I wonder Dear Stone. I read and I wonder.
Not a day goes by I don’t do one or the other. Of late I have begun to wonder what would happen if I stopped reading? On the other hand I never consider what would transpire if I ceased wondering. That won’t happen. The ceasing of wondering that is. I’d have to be dead to stop wondering. Or in a coma. Or under the influence of an anaesthetic. And I am in none of these unconscious states.
When I wonder what would happen if I stopped reading I always conclude; nothing momentous. Nothing of the magnitude of a shift in the laws of quantum physics such that allows say (in theory) the Earth to take leave of its orbit around the sun.
Naturally, I know that to be the case. I am not a crank. Or a fool. Or indeed a Crankie. Heaven forbid. This is not The Butterfly Effect revisited. No, what bothers me is; if I didn’t read what would I do instead of reading?
I joked to my wife I could become a Pseudo-Buddhist.

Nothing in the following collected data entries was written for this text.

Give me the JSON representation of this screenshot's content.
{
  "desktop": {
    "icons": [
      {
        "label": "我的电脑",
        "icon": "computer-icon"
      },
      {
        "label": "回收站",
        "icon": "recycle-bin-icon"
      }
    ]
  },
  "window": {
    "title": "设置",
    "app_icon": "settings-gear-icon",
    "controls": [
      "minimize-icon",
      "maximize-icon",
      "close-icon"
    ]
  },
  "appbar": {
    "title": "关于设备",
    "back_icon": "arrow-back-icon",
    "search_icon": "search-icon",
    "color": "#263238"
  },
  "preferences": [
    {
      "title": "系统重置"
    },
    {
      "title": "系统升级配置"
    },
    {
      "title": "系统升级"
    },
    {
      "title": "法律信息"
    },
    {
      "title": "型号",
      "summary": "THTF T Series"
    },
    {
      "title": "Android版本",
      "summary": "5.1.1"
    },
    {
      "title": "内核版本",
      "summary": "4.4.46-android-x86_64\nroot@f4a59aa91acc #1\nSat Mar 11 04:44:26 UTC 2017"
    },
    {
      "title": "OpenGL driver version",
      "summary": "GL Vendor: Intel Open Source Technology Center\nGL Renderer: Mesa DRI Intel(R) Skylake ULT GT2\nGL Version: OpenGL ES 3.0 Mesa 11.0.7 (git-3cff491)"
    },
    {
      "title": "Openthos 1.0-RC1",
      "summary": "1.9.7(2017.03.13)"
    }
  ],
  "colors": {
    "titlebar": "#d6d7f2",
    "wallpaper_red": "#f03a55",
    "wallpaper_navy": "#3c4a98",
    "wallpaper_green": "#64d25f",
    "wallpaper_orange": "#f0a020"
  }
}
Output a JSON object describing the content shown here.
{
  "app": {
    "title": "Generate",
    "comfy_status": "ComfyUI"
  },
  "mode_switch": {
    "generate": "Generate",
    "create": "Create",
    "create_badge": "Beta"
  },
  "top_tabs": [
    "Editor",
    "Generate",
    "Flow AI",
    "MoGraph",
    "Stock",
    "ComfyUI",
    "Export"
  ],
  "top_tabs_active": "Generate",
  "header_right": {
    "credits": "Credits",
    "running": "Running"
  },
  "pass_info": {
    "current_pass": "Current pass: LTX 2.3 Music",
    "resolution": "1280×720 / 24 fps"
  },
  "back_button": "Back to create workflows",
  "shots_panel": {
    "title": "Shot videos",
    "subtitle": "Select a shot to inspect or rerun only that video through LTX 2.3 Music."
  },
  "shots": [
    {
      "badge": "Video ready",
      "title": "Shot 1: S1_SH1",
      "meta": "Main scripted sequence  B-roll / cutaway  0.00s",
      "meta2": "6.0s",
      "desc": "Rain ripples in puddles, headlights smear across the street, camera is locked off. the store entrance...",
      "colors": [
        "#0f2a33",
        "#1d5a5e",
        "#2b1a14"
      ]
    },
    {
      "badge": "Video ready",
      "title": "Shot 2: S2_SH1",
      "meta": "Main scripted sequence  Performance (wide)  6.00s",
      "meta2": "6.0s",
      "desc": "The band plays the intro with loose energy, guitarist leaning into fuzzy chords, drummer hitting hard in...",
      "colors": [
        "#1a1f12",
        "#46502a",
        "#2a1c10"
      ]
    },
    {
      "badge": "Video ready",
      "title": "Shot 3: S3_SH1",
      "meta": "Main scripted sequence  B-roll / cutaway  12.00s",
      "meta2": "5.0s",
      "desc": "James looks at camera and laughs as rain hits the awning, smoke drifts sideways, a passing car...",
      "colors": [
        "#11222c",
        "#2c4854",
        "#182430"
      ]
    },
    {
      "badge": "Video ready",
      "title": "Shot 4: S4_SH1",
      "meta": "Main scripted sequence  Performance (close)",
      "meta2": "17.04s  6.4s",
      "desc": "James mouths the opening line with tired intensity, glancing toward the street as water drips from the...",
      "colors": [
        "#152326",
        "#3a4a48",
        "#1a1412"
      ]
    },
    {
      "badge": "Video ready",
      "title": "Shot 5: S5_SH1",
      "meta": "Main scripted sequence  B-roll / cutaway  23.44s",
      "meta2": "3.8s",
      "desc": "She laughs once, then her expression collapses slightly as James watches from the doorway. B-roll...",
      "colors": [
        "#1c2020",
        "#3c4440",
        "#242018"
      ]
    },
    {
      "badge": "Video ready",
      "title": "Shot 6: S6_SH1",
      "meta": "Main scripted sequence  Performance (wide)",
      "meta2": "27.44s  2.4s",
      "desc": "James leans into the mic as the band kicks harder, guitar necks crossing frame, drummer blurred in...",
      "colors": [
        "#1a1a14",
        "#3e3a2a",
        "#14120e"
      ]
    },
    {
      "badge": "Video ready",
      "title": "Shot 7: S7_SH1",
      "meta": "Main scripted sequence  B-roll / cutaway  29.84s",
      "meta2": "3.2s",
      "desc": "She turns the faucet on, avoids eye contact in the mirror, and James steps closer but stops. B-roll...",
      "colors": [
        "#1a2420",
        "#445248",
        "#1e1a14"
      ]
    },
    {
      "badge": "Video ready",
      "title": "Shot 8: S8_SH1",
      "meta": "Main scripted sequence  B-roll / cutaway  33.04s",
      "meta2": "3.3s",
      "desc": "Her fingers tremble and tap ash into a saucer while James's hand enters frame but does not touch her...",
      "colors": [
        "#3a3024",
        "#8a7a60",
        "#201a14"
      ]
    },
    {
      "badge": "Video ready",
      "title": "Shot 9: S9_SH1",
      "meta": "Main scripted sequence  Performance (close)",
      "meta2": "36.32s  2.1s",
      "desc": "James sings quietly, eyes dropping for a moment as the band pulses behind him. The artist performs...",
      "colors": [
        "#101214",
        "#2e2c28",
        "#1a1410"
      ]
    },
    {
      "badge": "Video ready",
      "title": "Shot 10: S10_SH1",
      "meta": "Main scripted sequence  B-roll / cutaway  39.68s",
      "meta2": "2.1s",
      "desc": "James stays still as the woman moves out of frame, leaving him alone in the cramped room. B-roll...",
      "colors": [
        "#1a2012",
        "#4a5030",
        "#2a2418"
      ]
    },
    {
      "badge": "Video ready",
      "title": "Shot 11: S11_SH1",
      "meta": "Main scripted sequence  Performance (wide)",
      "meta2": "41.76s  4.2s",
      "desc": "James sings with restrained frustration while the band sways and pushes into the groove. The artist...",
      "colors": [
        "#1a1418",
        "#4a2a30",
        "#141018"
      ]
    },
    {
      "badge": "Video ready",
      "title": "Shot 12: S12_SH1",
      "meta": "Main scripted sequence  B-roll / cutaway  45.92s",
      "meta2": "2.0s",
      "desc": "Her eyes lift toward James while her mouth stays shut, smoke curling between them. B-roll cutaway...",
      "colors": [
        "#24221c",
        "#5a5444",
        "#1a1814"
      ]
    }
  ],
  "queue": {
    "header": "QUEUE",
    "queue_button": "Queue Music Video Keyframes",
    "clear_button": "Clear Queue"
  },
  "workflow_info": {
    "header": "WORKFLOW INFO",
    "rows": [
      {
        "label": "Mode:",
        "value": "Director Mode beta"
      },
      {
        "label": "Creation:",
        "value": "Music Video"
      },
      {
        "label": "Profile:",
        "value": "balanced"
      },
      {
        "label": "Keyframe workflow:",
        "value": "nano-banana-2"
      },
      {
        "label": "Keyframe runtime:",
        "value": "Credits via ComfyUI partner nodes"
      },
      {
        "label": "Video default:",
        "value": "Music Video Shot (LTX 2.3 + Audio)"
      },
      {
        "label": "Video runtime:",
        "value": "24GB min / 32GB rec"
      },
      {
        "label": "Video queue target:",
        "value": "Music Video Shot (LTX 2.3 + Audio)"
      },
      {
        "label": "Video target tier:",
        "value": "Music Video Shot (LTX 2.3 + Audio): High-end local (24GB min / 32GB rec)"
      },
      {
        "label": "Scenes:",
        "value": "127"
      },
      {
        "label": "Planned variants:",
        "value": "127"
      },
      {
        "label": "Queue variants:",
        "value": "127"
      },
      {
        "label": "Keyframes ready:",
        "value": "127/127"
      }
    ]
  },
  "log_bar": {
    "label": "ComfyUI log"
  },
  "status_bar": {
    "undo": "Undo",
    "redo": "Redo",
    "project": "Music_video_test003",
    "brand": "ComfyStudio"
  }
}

Sit in a corner all day and chant.
She didn’t laugh.
I guess I am funnier on paper.
I beg of you: do not hold back on your laughter even if it is ironic in nature.
I was not reading when I wrote these words. Hard to read and write simultaneously. Wondering, yes, whilst listening to Debussy. One of those ‘best of’ ‘compilations you find on You Tube. An hour and twelve minutes long this one is. And before you accuse me of being elitist citing classical music, let me get this straight; I am a musical ignoramus. I cannot play a note. Or sing. I cannot read music. I know nothing about music. Only whether I like it.
I listen to all sorts but have by and large abandoned the popular music of my youth (seventies/eighties) in favour of what I call contemporary, which is in fact, by and large, stuff released this millennium.
Apart from Debussy et al.
I have a play list on You Tube I labelled ‘Contemporary’ that proves I am not just making this up.
I should say (in case you ever stumble across it) there are exceptions on this list. Not all of the tracks are strictly contemporary. Notably Funkadelic’s Free Your Mind, originated in another era.
Free Your Mind (and your ass will follow) the kingdom of heaven is within.
Ten minutes and six seconds of weirdness during which it is imperative you either, a) wear headphones or, b) sit facing your speakers situated equidistant from your ears, in a perpendicular fashion that is, to fully appreciate the phasing of sound back and forth between said speakers.
Some would argue there is a c) imperative but I won’t go into that.
‘Phasing’ was de rigueur back then, in 1970. I was seven in 1970. And six, too, before I turned seven.
Today phasing is old hat. And whilst everything with the exception of male mullets is potentially retro-fashionable, I am not aware phasing has attempted a comeback. I digress. Every conceivable style of music appears somewhere on one or other of my many play lists including the one I dubbed Contemporary, which is of course the most eclectic of them all as would become evident to you if you saw the others have titles such as ‘Jazz’ and ‘Folky Stuff’ and are not surprisingly less eclectic in nature.
More genres than you can shake a ukulele at. Alas, George Formby fans, nothing on there by the man himself.
I loathe the ukulele and try not to think about it. I do wonder however how the expression ‘shake a stick at’ came about?
What do you want to buy those for! You’ve more pairs of shoes than you can shake a stick at.
Why would anyone want to shake a stick at an inanimate object like a shoe I wonder, unless they are psychotic and then perhaps it would not appear such a crazy thing to do?
I am currently reading a novel by Adam Roberts entitled Stone. It’s an unusual tale. All of Roberts’ books are a bit strange. To say the least. This one however takes the biscuit. Another unfathomable idiom.
The narrator of Stone (who is psychotic and a murderer) addresses a stone.
Dear Stone. Did I mention Stone that…
In another of Roberts books – The Land of the Headless – the protagonist (and narrator) – in what is a first person narrative, has lost his head. I say lost, when in fact it would be more accurate to report his head was removed from his shoulders by force. When he was ‘executed’.
Fortunately for the narrator of the story (and the reader of course) his conciousness (as was his prerogative) got downloaded prior to his execution and subsequently uploaded into some facility grafted onto his central nervous system. A CNS minus the brain and the all-important vessel usually used for storing brains; namely a head.
The headless hero of The Land of the Headless must have saved Mr. Roberts a hell of a lot of writing time describing expressions, hairstyles and annoying ‘stage business’ such as picking his nose.
I should mention Debussy is through. Thank you Sir. It was a pleasure. I’m doing Sergei Rachmaninov now. The best of. Good stuff, but clearly not as talented as Debussy as the Russian’s compilation only runs to an hour and eight minutes.
Later on, as an antidote to these wonderful piano concertos I might just partake in a wee spell of Funkadelic. Free my mind. Observe whether my ass follows. Discover if the kingdom of heaven is within.
I doubt it but nevertheless I am prone to wondering am I not Dear Stone?